According to the ElasticSearch documentation, you can improve the performance of cardinality aggregations by pre-computing hashes before indexing a document. The documentation recommends using the mapper-murmur3 plug-in, however it also specifies you can do it from the client-side without the plug-in. I have a high cardinality string/keyword field that I'm running cardinality aggregations against and I'd like to explore ways to pre-compute the hashes without the murmur3 plugin.

My questions are as follows:

  1. If we pre-compute hashes prior to indexing, does the data type of the hash value in the indexed document matter? Does it need to be hashed to a long or a numeric type value/field, or is a string based keyword field OK?

  2. If the hashed value is stored in a string based keyword, how does ElasticSearch know that it doesn't need to compute the hash on that value? Wouldn't that value look like any other string field if it's indexed as a string/keyword field?

  3. Lastly, does pre-computing hashes have a meaningful impact on the memory use of the cardinality aggregation, or mainly speed? My instinct is that it wouldn't use much less memory with the pre-computed hashes since all it's just removing the step of having to compute the hash on each unique value, but I thought I'd ask to gain a better understanding of what it's doing under the covers.

Thanks!


Solution

  • In pre-2.x versions of Elasticsearch (up to 1.7), the cardinality aggregation used to provide a rehash: true/false flag which allowed you to specify whether the value of the field on which the cardinality aggregation was run needed to be hashed or not at search-time. This was used in the case the field value was already hashed by the client code and stored/indexed in a hashed fashion. However, this options disappeared in 2.x when the mapper-murmur3 plugin was introduced as hashing was deemed cheap.

    What you need to know concerning Murmur3 is that it is a full-fledge field type called murmur3, which is normally used as a sub-field that automatically hashes the value of the parent field into a numeric hash (not a string-based one, like UUID, SHA256 or MD5). Also, it usually only makes sense to use murmur3 hash fields on high-cardinality keyword fields, but not on either numeric fields or low-cardinality keyword fields, as the gains would be negligible, while increasing your disk usage.

    So if you decide to pre-compute your hashes using your own hashing function you have two options:

    1. you can use a hashing function that yields a numeric hash value similar to what Murmur3 does
    2. you can use a hashing function that yields a string hash value and if you want to use that value directly without rehashing it, you can configure a specific execution_hint called direct (available since 8.4), in which case it would behave in the exact same way as for numeric hashes, such as Murmur3.
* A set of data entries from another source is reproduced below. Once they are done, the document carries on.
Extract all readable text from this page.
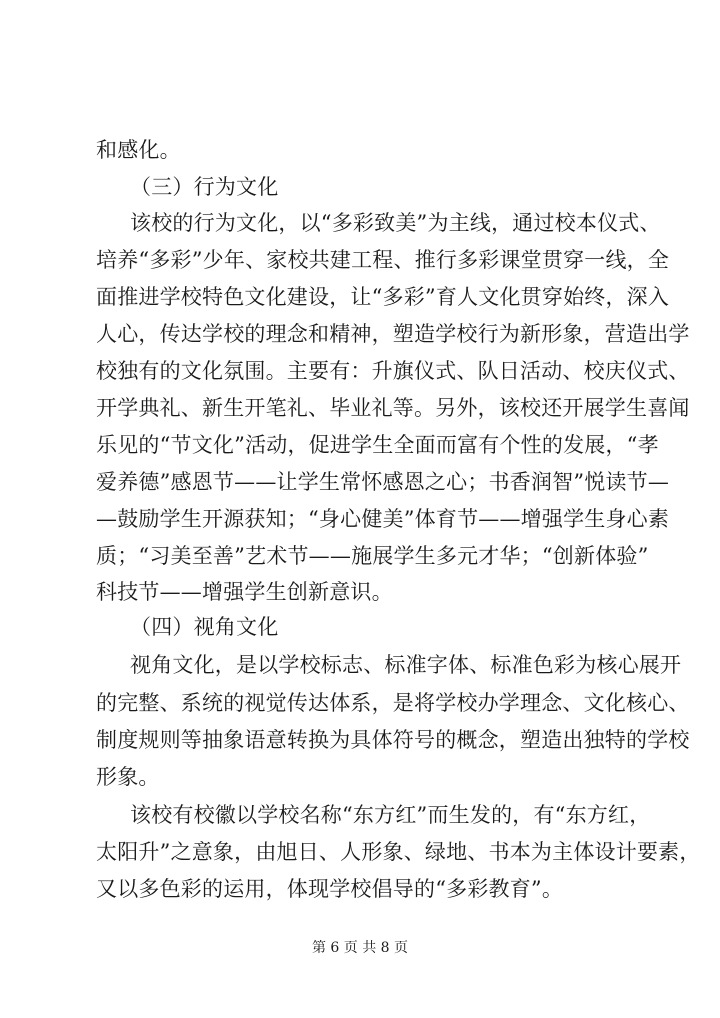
和感化。
（三）行为文化
该校的行为文化，以“多彩致美”为主线，通过校本仪式、
培养“多彩”少年、家校共建工程、推行多彩课堂贯穿一线，全
面推进学校特色文化建设，让“多彩”育人文化贯穿始终，深入
人心，传达学校的理念和精神，塑造学校行为新形象，营造出学
校独有的文化氛围。主要有：升旗仪式、队日活动、校庆仪式、
开学典礼、新生开笔礼、毕业礼等。另外，该校还开展学生喜闻
乐见的“节文化”活动，促进学生全面而富有个性的发展，“孝
爱养德”感恩节——让学生常怀感恩之心；书香润智”悦读节—
—鼓励学生开源获知；“身心健美”体育节——增强学生身心素
质；“习美至善”艺术节——施展学生多元才华；“创新体验”
科技节——增强学生创新意识。
（四）视角文化
视角文化，是以学校标志、标准字体、标准色彩为核心展开
的完整、系统的视觉传达体系，是将学校办学理念、文化核心、
制度规则等抽象语意转换为具体符号的概念，塑造出独特的学校
形象。
该校有校徽以学校名称“东方红”而生发的，有“东方红，
太阳升”之意象，由旭日、人形象、绿地、书本为主体设计要素，
又以多色彩的运用，体现学校倡导的“多彩教育”。
第 6 页 共 8 页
    Sample aggregation query on a string-based hash field with direct execution hint:

    GET test/_search
    {
      "size": 0,
      "aggs": {
        "count": {
          "cardinality": {
            "field": "hash_field",
            "execution_hint": "direct"         <---- add this
          }
        }
      }
    }
    

    It's also interesting to see how the picking works directly in the source code of the CardinalityAggregator class.

    I think that should answer all your above questions.